Mastering the Automated Reasoning that Makes Techology Work

Deepak Kapur's contributions to the realm of automated reasoning


When you send a document to your printer, you expect it will print your file, then stop. Accountants trust that the arithmetic operations behind the formulas on their spreadsheets are
exact. And when radiologists treat patients, they rely on medical equipment to deliver precise doses of radiation. In each case the accuracy of the hardware and software depends on the correct implementation of the algorithms within them.

But who checks to be sure that the associated algorithms and their implementations are correct?

Deepak Kapur, distinguished professor of computer science, does. In his research on automated reasoning, formal methods, and program analysis, Kapur builds computer programs to analyze the behavior of other computer programs that run the high-tech products we use daily to ensure that they work according to specifications. For instance, Kapur showed that the floating-point divide (FDIV) bug found in Intel’s 1994 Pentium chip could have been avoided using automated reasoning methods.

His research, conducted with graduate students and collaborators around the world, includes creating and analyzing algorithms and then implementing them to ensure their efficacy. He has developed software tools that can be applied to engineering challenges ranging from scene analysis based on geometric reasoning to robotics, hardware verification, and software analysis.

The findings are relevant to many companies, including Microsoft, Intel, and NASA, which have published papers referencing Kapur’s work and research results. “This process is beneficial in producing products that can be relied upon, especially in lifecritical applications,” he says.

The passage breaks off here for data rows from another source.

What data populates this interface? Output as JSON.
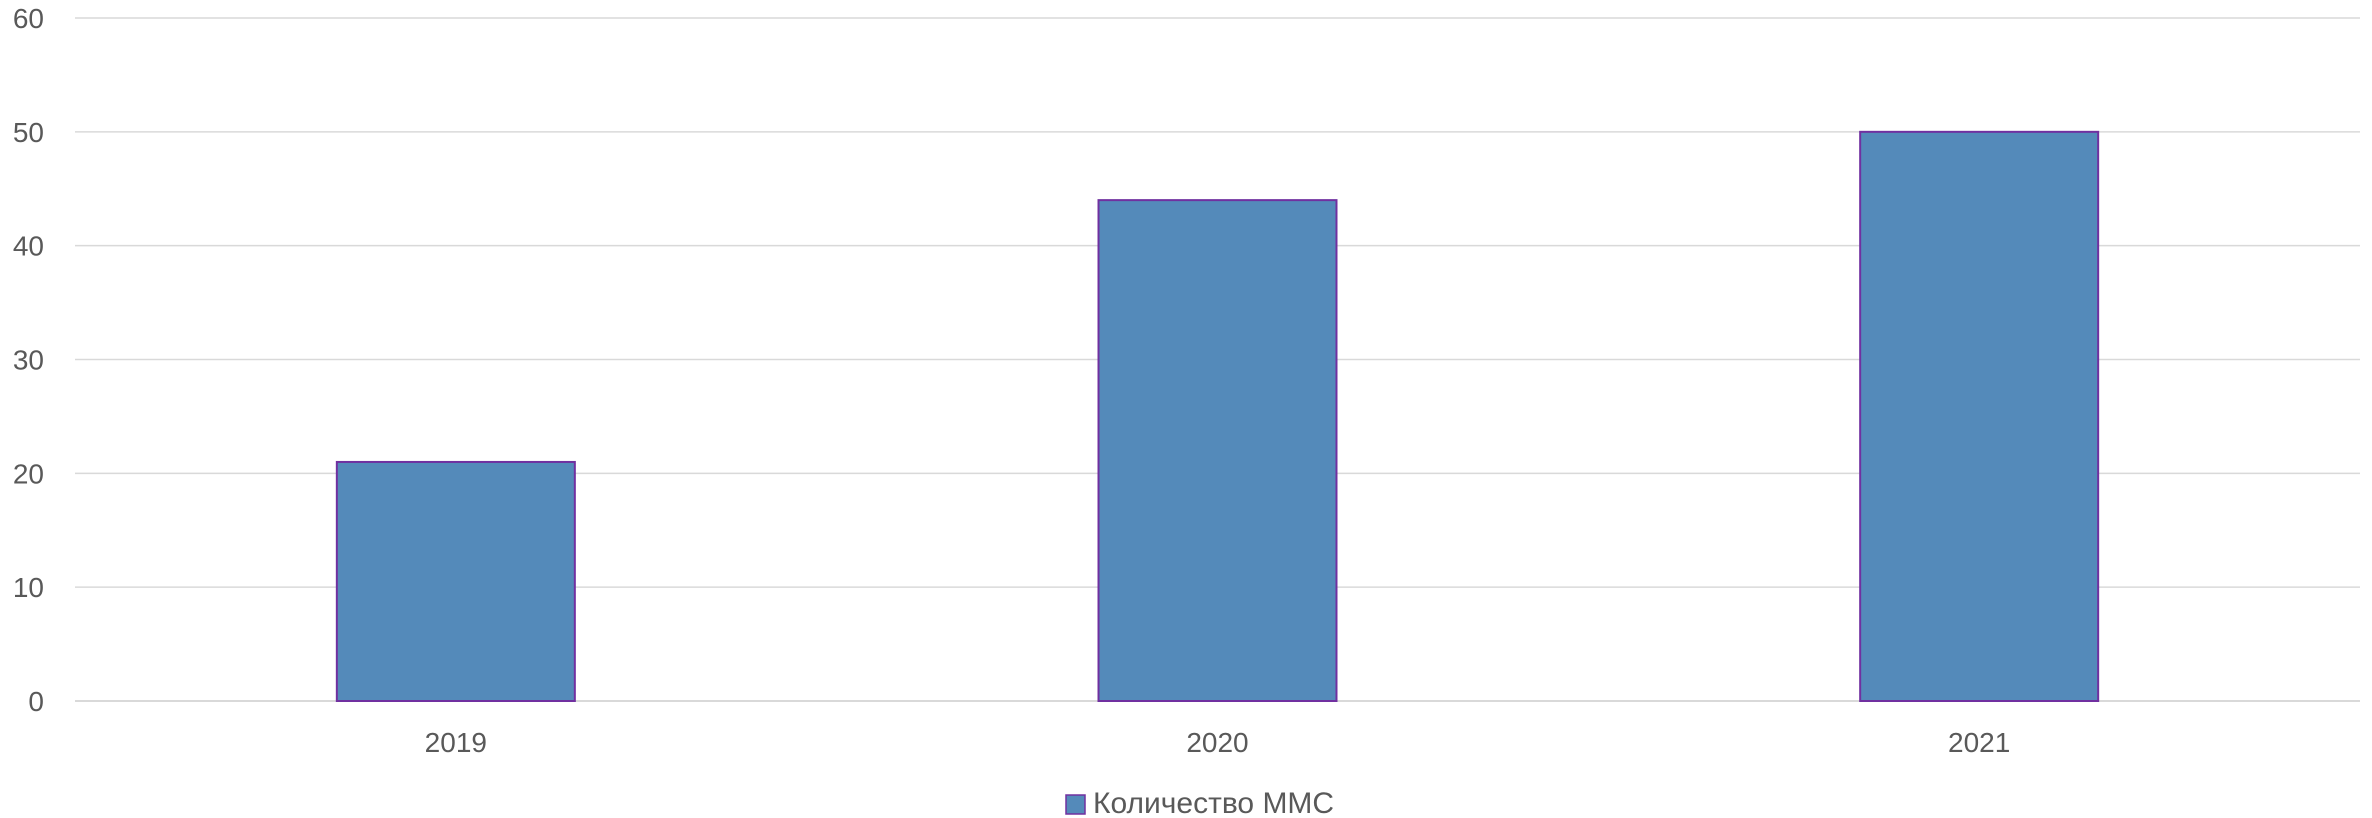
{
  "chart_data": {
    "type": "bar",
    "categories": [
      "2019",
      "2020",
      "2021"
    ],
    "series": [
      {
        "name": "Количество ММС",
        "values": [
          21,
          44,
          50
        ]
      }
    ],
    "ylim": [
      0,
      60
    ],
    "yticks": [
      0,
      10,
      20,
      30,
      40,
      50,
      60
    ],
    "grid": true,
    "legend_position": "bottom",
    "colors": {
      "bar_fill": "#548ABA",
      "bar_stroke": "#7030A0",
      "grid": "#D9D9D9",
      "axis": "#D9D9D9",
      "text": "#595959"
    }
  }
}
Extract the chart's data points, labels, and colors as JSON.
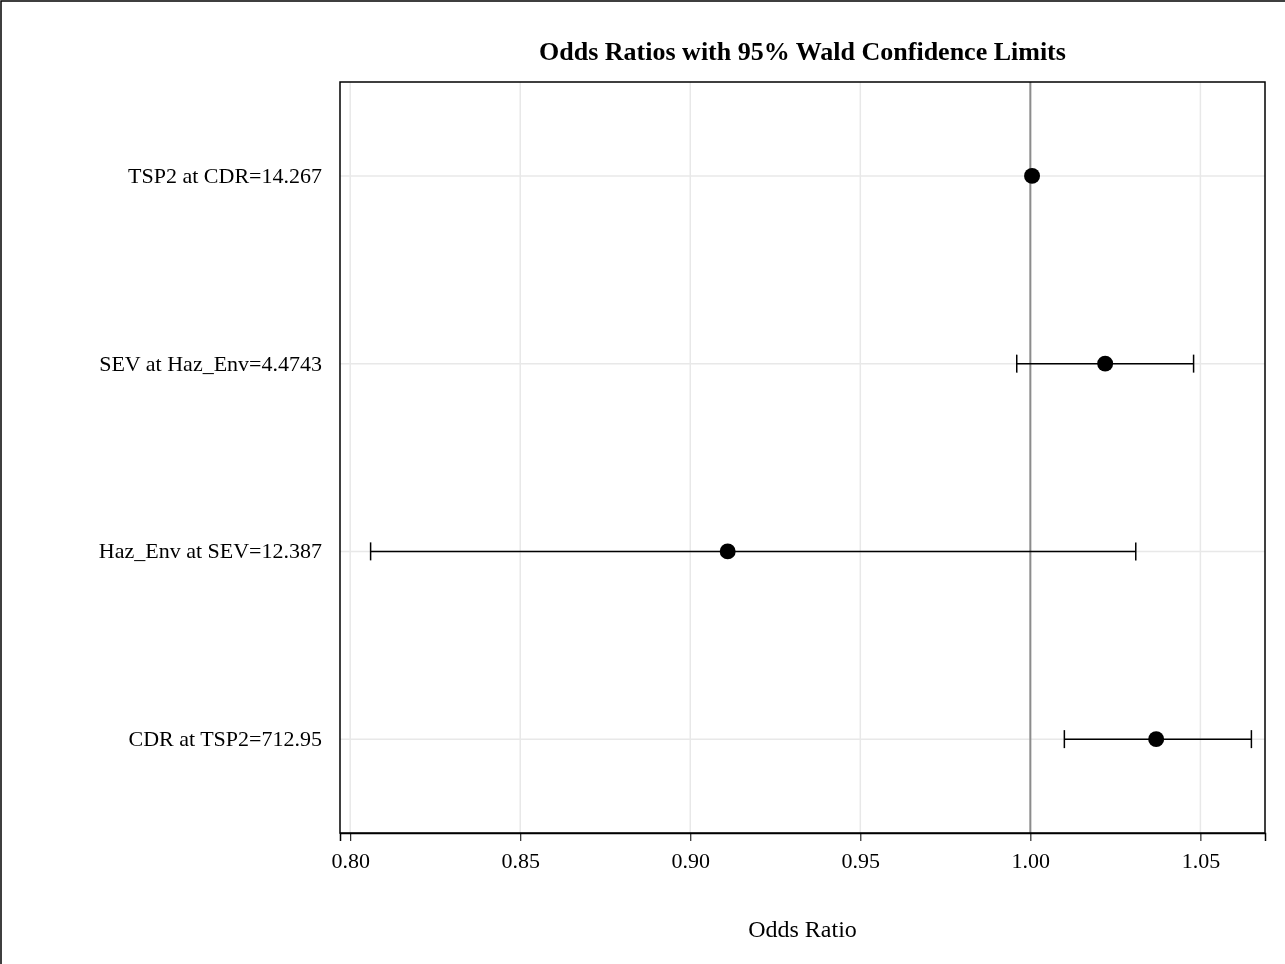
{
  "chart_data": {
    "type": "scatter",
    "orientation": "horizontal",
    "title": "Odds Ratios with 95% Wald Confidence Limits",
    "xlabel": "Odds Ratio",
    "categories": [
      "TSP2 at CDR=14.267",
      "SEV at Haz_Env=4.4743",
      "Haz_Env at SEV=12.387",
      "CDR at TSP2=712.95"
    ],
    "values": [
      1.0005,
      1.022,
      0.911,
      1.037
    ],
    "errors": [
      null,
      [
        0.996,
        1.048
      ],
      [
        0.806,
        1.031
      ],
      [
        1.01,
        1.065
      ]
    ],
    "color": "#000000",
    "marker": "circle",
    "xlim": [
      0.797,
      1.069
    ],
    "xticks": [
      {
        "value": 0.8,
        "label": "0.80"
      },
      {
        "value": 0.85,
        "label": "0.85"
      },
      {
        "value": 0.9,
        "label": "0.90"
      },
      {
        "value": 0.95,
        "label": "0.95"
      },
      {
        "value": 1.0,
        "label": "1.00"
      },
      {
        "value": 1.05,
        "label": "1.05"
      }
    ],
    "ref_lines": [
      {
        "axis": "x",
        "value": 1.0,
        "color": "#8c8c8c"
      }
    ],
    "grid": true
  }
}
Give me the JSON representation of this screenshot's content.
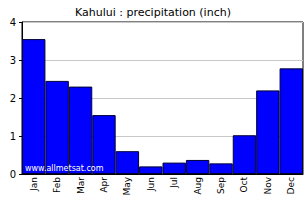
{
  "chart_data": {
    "type": "bar",
    "title": "Kahului : precipitation (inch)",
    "categories": [
      "Jan",
      "Feb",
      "Mar",
      "Apr",
      "May",
      "Jun",
      "Jul",
      "Aug",
      "Sep",
      "Oct",
      "Nov",
      "Dec"
    ],
    "values": [
      3.55,
      2.45,
      2.3,
      1.55,
      0.6,
      0.2,
      0.3,
      0.37,
      0.28,
      1.02,
      2.2,
      2.78
    ],
    "color": "#0000ff",
    "ylim": [
      0,
      4
    ],
    "yticks": [
      0,
      1,
      2,
      3,
      4
    ],
    "grid": true,
    "annotation": "www.allmetsat.com"
  }
}
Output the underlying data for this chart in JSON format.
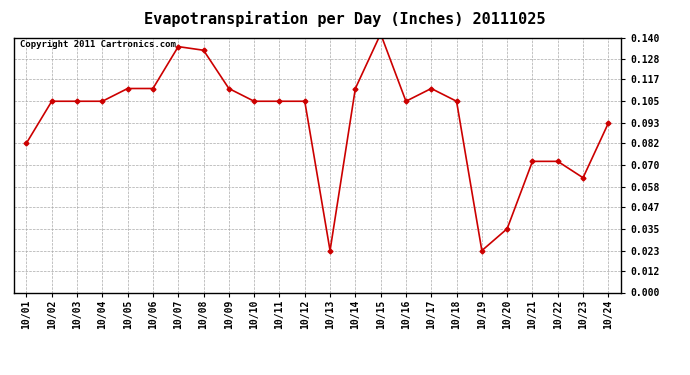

Perhaps Kapur’s most important contribution to the realm of automated reasoning is linking algebraic and logical reasoning. Sir Tony Hoare, a winner of the Turing Award (the Nobel Prize of computer science) coined the term “invariants associated with programs.” But until recently, there was hardly any connection to the concept of invariants in algebra. In collaboration with his former student Enric Rodriguez-Carbonell, Kapur proved that program invariants that can be expressed in algebraic form are indeed invariants mathematicians had been studying for a long time. Using these insights, Kapur created a method that integrates both types of reasoning for automatically generating invariants needed to ensure that programs run correctly. “These results have been the most satisfying for me because, for a long time, the research community had the impression that these two different areas were not at all related,” comments Kapur.

herbrand-award In recognition of that important finding as well as other contributions to numerous areas of automated reasoning, in 2009 he received the prestigious Herbrand Award (pictured at left) given by the International Conference on Automated Deduction (CADE) to honor an individual who has made distinguished contributions to the field of automated reasoning. The award citation for Kapur recognized “his seminal contributions to several areas of automated deduction including inductive theorem proving, geometry theorem proving, term rewriting, unification theory, integration and combination of decision procedures, lemma and loop invariant generation, as well as his work in computer algebra, which helped to bridge the gap between the two areas.”

Kapur is as committed to teaching as he is to research and often discusses his research with his classes. He conducts undergraduate and graduate courses using a Socratic method designed to engage and challenge students. “My view on teaching is that we’re not only trying to give students knowledge, but we also have to teach them how to really think.” In addition to teaching technical courses, Kapur introduced a new course in 1999 on Social and Ethical Issues in Computing, which he taught for many years. With Roli Varma, a professor in UNM’s School of Public Administration, he has been researching reasons behind low enrollments of underrepresented groups in computer science in the US and contrasting them with high enrollments of women, especially, in India and China and other emerging countries.

And while Kapur teaches the next generation of computer scientists to follow in his footsteps, it’s his own thinking, reasoning, and research that helps keep the software and hardware we use every day working the way it should.